La lengua de los que sufren.
Y tantas lenguas como realidades se encuentran en el mundo.
Distintas lenguas. Todas distintas. Quizás el mismo idioma pero lenguas distintas.
Una lengua para cada realidad.
Porque la vida transcurre en tierras distintas y se comunica con códigos distintos.
Porque los hombres debemos adecuarnos a la realidad en que vivimos y con ella viene de la mano un conjunto de costumbres, hábitos, normas, ritos, mitos, leyes y códigos que configuran una diversidad seguramente más compleja que la de los peregrinos que ese día de Pentecostés se encontraron con Pedro.
 
La pregunta es ¿en qué medida respondemos nosotros a esta inspiración del Espíritu? ; porque no estamos insertos cada uno en su “cultura” por casualidad. No pertenecemos a una “tribu” por azar. Sin duda que el Plan Maestro de Dios nos puso en el lugar exacto para el cual preparó nuestro corazón.
Cuidado al mirar para arriba que podemos quemarnos el pelo. Porque si revisamos nuestra vida real, veremos que hemos sido preparados desde niños por Dios para hablar las distintas lenguas de los hombres; para entender las distintas realidades de los hombres y también para comunicarnos lo más fluidamente posible entre nosotros.
Quizás para que podamos vivir verdaderamente en el Espíritu a partir de esta fiesta de Pentecostés, sea hora de que pongamos un poco de nuestra parte.
No es necesario realizar prodigios. No espera Dios de nosotros nada para lo que no nos haya preparado. Simplemente espera que los hombres demos testimonio del verdadero camino de salvación. Y para eso no es necesario predicar el Evangelio en cada lengua que sepamos; es necesario vivir el Evangelio en cada mundo en el que actuemos. Porque este Espíritu Santo que nos acompaña desde el Bautismo, siempre está allí. Siempre es llama y siempre es inspiración. Podemos comenzar por esto.
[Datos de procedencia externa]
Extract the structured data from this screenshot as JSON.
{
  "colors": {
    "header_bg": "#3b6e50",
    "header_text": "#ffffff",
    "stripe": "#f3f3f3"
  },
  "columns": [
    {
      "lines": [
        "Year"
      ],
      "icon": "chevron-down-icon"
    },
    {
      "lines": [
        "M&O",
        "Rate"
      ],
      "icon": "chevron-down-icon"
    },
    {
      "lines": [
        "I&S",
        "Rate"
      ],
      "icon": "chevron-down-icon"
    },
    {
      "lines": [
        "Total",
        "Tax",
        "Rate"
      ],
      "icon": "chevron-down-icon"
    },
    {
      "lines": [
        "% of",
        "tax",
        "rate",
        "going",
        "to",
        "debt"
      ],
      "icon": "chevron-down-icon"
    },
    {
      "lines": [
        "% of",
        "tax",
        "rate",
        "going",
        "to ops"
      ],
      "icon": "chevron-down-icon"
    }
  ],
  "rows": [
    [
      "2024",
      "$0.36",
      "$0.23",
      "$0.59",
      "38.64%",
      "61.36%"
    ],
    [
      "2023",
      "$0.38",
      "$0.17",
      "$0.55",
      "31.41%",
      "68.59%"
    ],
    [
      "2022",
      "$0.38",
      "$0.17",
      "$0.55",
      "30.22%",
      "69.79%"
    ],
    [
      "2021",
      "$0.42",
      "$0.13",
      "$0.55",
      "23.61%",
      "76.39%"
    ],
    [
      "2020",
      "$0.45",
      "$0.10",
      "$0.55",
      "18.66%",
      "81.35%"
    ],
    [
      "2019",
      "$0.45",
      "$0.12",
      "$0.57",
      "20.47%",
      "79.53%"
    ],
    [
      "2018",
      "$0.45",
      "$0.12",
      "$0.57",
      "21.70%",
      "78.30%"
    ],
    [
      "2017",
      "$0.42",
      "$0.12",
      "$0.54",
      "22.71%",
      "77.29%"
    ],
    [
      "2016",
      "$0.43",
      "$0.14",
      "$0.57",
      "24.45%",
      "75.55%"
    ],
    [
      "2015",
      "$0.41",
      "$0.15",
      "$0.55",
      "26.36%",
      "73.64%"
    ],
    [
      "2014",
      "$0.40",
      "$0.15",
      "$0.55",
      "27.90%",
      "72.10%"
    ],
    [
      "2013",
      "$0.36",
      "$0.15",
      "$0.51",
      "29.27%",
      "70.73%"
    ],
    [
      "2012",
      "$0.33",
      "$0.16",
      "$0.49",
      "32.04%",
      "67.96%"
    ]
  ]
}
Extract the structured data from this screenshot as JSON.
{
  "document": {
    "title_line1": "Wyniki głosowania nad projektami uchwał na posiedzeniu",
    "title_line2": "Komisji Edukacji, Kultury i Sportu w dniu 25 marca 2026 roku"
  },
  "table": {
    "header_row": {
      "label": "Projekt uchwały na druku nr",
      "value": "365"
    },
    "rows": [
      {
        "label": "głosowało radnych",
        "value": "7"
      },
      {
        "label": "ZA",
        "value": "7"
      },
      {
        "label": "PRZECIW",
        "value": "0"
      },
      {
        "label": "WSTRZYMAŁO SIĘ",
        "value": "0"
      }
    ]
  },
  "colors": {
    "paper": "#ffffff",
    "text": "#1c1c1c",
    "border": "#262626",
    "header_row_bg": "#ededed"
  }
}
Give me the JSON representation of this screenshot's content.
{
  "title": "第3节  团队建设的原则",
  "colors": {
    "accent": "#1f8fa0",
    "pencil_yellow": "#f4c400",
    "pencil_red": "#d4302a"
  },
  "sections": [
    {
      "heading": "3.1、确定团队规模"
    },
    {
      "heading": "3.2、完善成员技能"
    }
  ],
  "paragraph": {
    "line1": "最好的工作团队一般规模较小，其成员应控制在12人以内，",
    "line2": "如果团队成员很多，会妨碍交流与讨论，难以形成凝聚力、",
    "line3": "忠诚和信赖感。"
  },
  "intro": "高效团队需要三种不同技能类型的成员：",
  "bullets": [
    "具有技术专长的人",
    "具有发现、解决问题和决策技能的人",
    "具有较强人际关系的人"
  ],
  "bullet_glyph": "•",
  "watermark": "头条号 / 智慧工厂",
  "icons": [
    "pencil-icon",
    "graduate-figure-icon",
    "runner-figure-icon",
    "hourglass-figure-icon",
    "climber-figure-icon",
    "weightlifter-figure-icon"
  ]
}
Intentar vivir conforme las enseñanzas de Cristo cada minuto y cada hora de nuestras vidas.

¿qué no se puede?
¡No se acuerdan que estamos de fiesta!
¡No se acuerdan que acabamos de vivir Pentecostés!
A Pedro le gritaron borracho, pero se convirtieron tres mil.
Quizás a nosotros nos griten loco, y en una de esas se convierte uno; pero el esfuerzo vale la pena.
No debemos olvidar que gracias a Dios, no estamos solos.